Roth believes that the practicum can help “right some wrongs” by ensuring that veterans in the community have access to the benefits they’re entitled to. “People get separated from the military for a lot of reasons. It could be a positive drug test because the person had a small amount of CBD, but there’s a zero tolerance policy and they’re kicked out. Sometimes, it’s a failure to adapt because of some behavioral issue that’s the result of a traumatic life event endured during service. Many are denied benefits and their life slowly erodes.” He recalls the case of a woman who endured a sexual assault while she was a reservist but didn’t want to file a criminal complaint. After separating from the military, she was unaware of counseling services available to her as a veteran until Roth helped her.
“There is a great momentum in this nation to narrow or otherwise bridge the ‘military/civilian divide’ and the practicum can help do that”PATRICK GEORGE ’24
“The veteran community is a reluctant sort,” says Roth. “There’s a stigma against admitting to a disability, going to the doctor or asking for help.” That’s why Roth hopes to see more veterans in the Law School, and more law students who understand the pressures on veterans. “The average law student can decipher the law, but actually connecting with the clientele and being able to speak their language helps them to understand how the law can help them.
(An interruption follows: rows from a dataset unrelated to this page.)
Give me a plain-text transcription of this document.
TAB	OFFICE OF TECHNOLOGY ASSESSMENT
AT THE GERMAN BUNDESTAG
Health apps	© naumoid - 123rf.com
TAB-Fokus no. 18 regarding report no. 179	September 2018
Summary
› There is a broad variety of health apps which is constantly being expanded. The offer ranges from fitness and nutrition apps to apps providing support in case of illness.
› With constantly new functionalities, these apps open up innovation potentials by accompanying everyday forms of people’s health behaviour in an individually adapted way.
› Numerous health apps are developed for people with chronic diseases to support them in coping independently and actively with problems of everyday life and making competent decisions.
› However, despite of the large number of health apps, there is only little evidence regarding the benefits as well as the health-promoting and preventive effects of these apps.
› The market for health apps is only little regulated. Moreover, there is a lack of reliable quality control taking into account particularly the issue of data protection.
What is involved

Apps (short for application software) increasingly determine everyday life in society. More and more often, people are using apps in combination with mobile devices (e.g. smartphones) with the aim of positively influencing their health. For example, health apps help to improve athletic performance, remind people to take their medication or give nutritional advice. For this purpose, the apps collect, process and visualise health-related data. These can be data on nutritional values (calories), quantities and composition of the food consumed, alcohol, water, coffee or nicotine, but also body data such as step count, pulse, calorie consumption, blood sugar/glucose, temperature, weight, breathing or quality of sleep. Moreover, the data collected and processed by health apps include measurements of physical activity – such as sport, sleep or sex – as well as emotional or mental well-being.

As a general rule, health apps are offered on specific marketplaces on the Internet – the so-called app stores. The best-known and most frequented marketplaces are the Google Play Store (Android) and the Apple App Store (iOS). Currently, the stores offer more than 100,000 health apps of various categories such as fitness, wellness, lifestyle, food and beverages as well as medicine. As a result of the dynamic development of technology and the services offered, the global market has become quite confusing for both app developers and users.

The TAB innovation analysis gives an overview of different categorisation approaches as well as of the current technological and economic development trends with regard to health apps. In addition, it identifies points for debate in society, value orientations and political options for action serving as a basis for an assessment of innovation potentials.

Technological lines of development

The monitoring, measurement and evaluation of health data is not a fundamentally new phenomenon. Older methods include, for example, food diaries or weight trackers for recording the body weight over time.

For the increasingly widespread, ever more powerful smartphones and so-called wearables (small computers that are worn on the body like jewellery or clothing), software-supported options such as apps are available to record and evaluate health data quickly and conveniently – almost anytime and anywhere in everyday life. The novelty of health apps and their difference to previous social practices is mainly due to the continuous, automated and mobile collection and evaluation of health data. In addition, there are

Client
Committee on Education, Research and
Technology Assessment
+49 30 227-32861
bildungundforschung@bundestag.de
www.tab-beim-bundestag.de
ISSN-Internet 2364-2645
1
You don’t have to be a veteran to support veterans and be involved in this work. The fact is that six out of ten people in this country have some direct connection to the military, which really broadens the impact of a practicum like this.”
“There is a great momentum in this nation to narrow or otherwise bridge the ‘military/civilian divide’ and the practicum can help do that,” says George. “We can and should give new meaning to the phrase ‘Thank you for your service’ by ensuring that those who serve their country receive the services that
recognize their contributions and restore their humanity, their honor, and their dignity.”